Zu einer abweichenden Beurteilung des Falles sah sich das Gericht auch nicht aufgrund der geltenden Lohnsteuerrichtlinien veranlasst. Als Verwaltungsanweisungen seien diese für das Gericht grundsätzlich nicht bindend, zumal sie auch für die Beurteilung, ob in einem Einzelfall ein pflichtwidriger Scheckgebrauch vorliegt, keinerlei erhellende Informationen enthalten.
Daher können nach Auffassung des Gerichts aus den Lohnsteuerrichtlinien heraus keine spezifischen, über den gesetzlichen Rahmen hinausgehenden Kontroll- und Dokumentationspflichten des Arbeitgebers hergeleitet werden.
Restaurant Gutscheine sind bundesweit einsetzbar – auch im Homeoffice
Das Gericht kommt dabei im Übrigen zum Ergebnis, dass die nachgewiesene Flexibilisierung der Arbeitsorganisation des Klägers (flexible Arbeitszeitgestaltung, Homeoffice etc.) zu einer Veränderung der tradierten Beurteilungs- und Kontrollmaßstäbe zwinge.

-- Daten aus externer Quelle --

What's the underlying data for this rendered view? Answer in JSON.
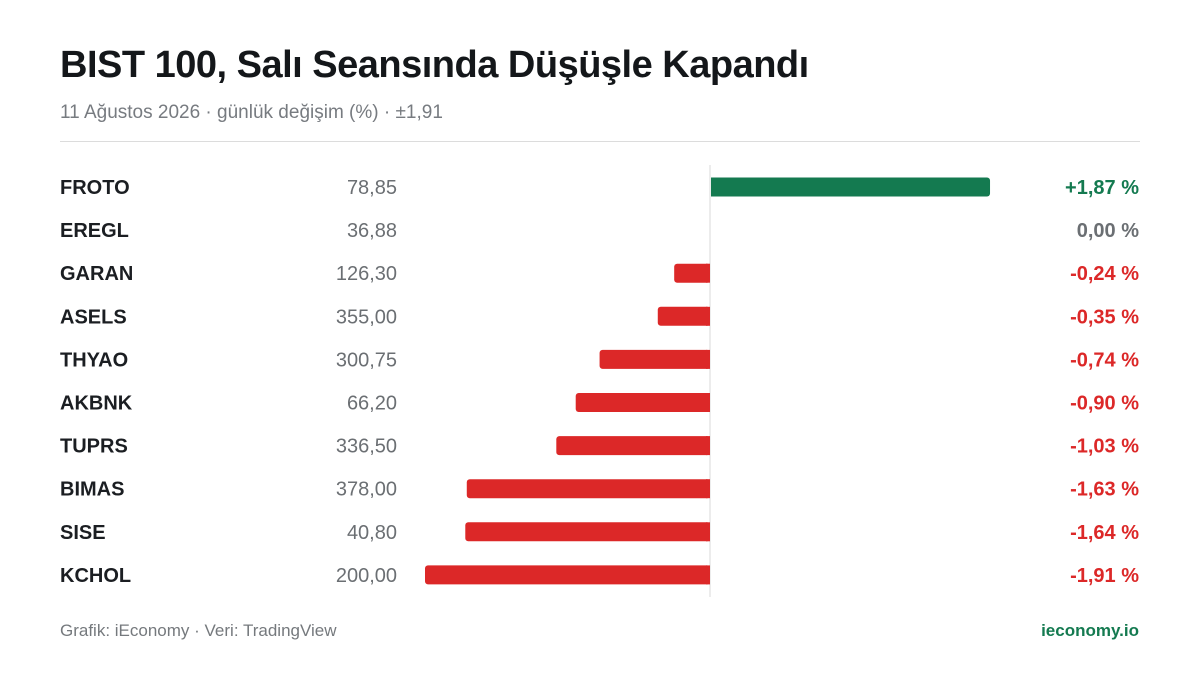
{
  "header": {
    "title": "BIST 100, Salı Seansında Düşüşle Kapandı",
    "subtitle": "11 Ağustos 2026 · günlük değişim (%) · ±1,91"
  },
  "footer": {
    "source": "Grafik: iEconomy · Veri: TradingView",
    "brand": "ieconomy.io"
  },
  "colors": {
    "positive": "#147a50",
    "negative": "#dc2828",
    "neutral": "#6b6f73"
  },
  "chart_data": {
    "type": "bar",
    "orientation": "horizontal",
    "xlim": [
      -1.91,
      1.91
    ],
    "categories": [
      "FROTO",
      "EREGL",
      "GARAN",
      "ASELS",
      "THYAO",
      "AKBNK",
      "TUPRS",
      "BIMAS",
      "SISE",
      "KCHOL"
    ],
    "prices": [
      "78,85",
      "36,88",
      "126,30",
      "355,00",
      "300,75",
      "66,20",
      "336,50",
      "378,00",
      "40,80",
      "200,00"
    ],
    "values": [
      1.87,
      0.0,
      -0.24,
      -0.35,
      -0.74,
      -0.9,
      -1.03,
      -1.63,
      -1.64,
      -1.91
    ],
    "value_labels": [
      "+1,87 %",
      "0,00 %",
      "-0,24 %",
      "-0,35 %",
      "-0,74 %",
      "-0,90 %",
      "-1,03 %",
      "-1,63 %",
      "-1,64 %",
      "-1,91 %"
    ]
  }
}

Mit der Folge, dass in den klägerseitig entsprechend begründeten Fällen auch steuerbegünstigte Scheckeinlösungen an Orten ohne geographische Nähe zum Firmenstandort anerkannt wurden.
Urteil mit Signalwirkung
Dem Urteil kommt eine erhebliche Signalwirkung zu, zumal es durch die Rücknahme der ursprünglich eingelegten Revision in Rechtskraft erwachsen und daher keiner weiteren gerichtlichen Überprüfung mehr zugänglich ist. Es bestätigt in einem finanzgerichtlichen Verfahren den originären Sachbezugscharakter von Restaurantscheckvorteilen. Zu begrüßen sind zudem die richterlichen Klarstellungen zur gesetzlichen Fundierung der Sachbezugswertbesteuerung bei Restaurantschecks, im Spannungsfeld mit den Regelungen der Lohnsteuerrichtlinie.